2023/03/25 18:49:03 rabbit: Queue [fio.boredom.messages.dead] has 0 messages with 0 consumers.

And now my little app is pinned to CPU #3.

Guess what?

It might have helped a little, but not all that much. Subjectively, it does seem a little less flickery – but… it’s still flickering. Still not acceptable!

But wait. Just because I pinned it to a CPU does not mean that it won’t get preempted or delayed by some other process. It just means that it will only ever run on that one CPU. Well, with so many background processes, that’s not quite enough, is it? It’s a wonder that it didn’t actually make things worse!

The Real Fix

In order to truly make things predictable, we need to ensure that nothing else can run on the CPU that our toy is pinned to. There are a number of options here, but by far the simplest is just to tell Linux that it’s not allowed to automatically schedule anything on that particular core. This is actually very easy to do.

On a Raspberry Pi running Raspbian, simply edit /boot/cmdline.txt and add the appropriate option (without changing anything else!). For example, after the update, mine looks like this:

console=tty1 root=PARTUUID=657dbd5b-02 rootfstype=ext4 fsck.repair=yes rootwait isolcpus=3

These are the “command-line arguments” to the Linux kernel, read at startup. The key is that last parameter: isolcpus=3. That tells Linux that it should never schedule any processes on CPU #3 unless the administrator explicitly requests it (via taskset or similar functionality). If you want to do multiple CPUs, you can do isolcpus=2-3 or the like. Note that CPU numbers are zero-indexed, so the first CPU is CPU 0. Check the appropriate documentation to get the full story.

Add that in, reboot, and re-run the command from above, pinning our toy to CPU #3, which has now been isolated…

Guess what? It’s solid as a rock. No more flicker.

Fancy that…

The Story Of systemd

I’m not a huge fan of systemd – I find systemctl and journalctl to be verbose, obtuse, and obnoxious – but if there’s one thing it does well, it’s service management. I honestly wish that they’d simply built a runner that works based on these service files, and left it at that.

It would have been far less controversial in all likelihood, but I digress.

I bring it up here because if we want to make our little toy work well, we want to make it a service that systemd can control. Thankfully, this is easy to do. And, since systemd just so happens to include everything and the kitchen sink, we can even manage our CPU pinning without resorting to taskset!

And so, in /usr/lib/systemd/system/boredom.service, we now have:

[Unit]
Description=Boredom in 14 Segments
After=network.target

[Service]
EnvironmentFile=-/etc/default/boredom
ExecStart=/usr/bin/boredom
Restart=on-failure
CPUAffinity=3

[Install]
WantedBy=multi-user.target

That highlighted line is the key. See the systemd documentation for more information on how the CPUAffinity option works. I may not care for systemd (I touch type, and the command names just do not play well with me for whatever reason), but one cannot say that it doesn’t provide the necessary features for most use cases.

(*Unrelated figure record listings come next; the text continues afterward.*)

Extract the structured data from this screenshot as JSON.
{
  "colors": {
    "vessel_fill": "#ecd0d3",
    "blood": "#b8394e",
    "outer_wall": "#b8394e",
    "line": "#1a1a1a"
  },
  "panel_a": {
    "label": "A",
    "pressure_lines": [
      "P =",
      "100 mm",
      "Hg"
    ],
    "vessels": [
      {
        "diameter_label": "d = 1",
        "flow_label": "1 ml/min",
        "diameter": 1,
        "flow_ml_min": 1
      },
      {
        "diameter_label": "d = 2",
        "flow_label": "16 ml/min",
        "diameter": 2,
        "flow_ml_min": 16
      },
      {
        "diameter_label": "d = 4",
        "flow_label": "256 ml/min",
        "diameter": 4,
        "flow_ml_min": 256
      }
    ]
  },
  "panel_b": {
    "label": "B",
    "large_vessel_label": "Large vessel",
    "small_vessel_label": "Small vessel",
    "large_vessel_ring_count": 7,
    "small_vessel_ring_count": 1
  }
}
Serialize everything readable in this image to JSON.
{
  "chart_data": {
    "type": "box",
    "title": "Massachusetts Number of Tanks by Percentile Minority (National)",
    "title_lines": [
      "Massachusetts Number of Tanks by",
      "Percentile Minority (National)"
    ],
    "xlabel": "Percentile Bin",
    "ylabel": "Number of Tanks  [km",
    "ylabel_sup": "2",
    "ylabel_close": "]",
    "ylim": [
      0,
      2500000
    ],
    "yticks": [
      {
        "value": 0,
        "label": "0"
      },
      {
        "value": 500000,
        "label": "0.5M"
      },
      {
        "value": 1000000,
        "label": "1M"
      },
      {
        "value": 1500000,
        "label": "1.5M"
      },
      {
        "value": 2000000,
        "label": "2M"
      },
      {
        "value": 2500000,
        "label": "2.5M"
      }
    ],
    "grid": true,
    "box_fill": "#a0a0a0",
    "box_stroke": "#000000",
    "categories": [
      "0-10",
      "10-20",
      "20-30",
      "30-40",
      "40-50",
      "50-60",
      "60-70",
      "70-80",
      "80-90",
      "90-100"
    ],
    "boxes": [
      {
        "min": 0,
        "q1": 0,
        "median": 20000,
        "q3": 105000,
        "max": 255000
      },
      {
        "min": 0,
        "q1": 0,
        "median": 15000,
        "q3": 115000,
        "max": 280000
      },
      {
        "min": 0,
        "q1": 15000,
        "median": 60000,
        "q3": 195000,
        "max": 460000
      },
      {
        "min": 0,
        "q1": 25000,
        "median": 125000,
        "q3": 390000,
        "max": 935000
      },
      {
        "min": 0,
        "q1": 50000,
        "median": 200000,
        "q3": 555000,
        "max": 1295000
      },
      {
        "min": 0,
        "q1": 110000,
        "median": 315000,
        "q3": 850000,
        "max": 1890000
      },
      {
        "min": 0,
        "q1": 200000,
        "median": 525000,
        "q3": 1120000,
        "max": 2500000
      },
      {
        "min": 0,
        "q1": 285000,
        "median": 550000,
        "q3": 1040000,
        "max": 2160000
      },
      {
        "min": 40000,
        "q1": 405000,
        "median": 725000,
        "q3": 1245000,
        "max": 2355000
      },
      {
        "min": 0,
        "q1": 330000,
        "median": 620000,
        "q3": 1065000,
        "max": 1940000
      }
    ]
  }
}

In the mean time, here we are. A nicely isolated CPU, with our silly little art app pinned to it. It’s behaving perfectly. There’s no flicker. The display is rock solid now.

And systemd has even assimilated it.

The Moral

The moral of the story? OS interactions can be far more complex than you think, and far more is going on under the hood than you expect. In time-sensitive applications, that can truly matter. Granted, this is a silly application that really shouldn’t be as time-sensitive as it is; there are probably far better ways to write it.

But it illustrates the point rather nicely, don’t you think?

And hopefully this little trick will give you a way to avoid that issue in the simpler cases in the future. At some point I might try going the RTLinux route just as a learning experience, but for now this will work just fine.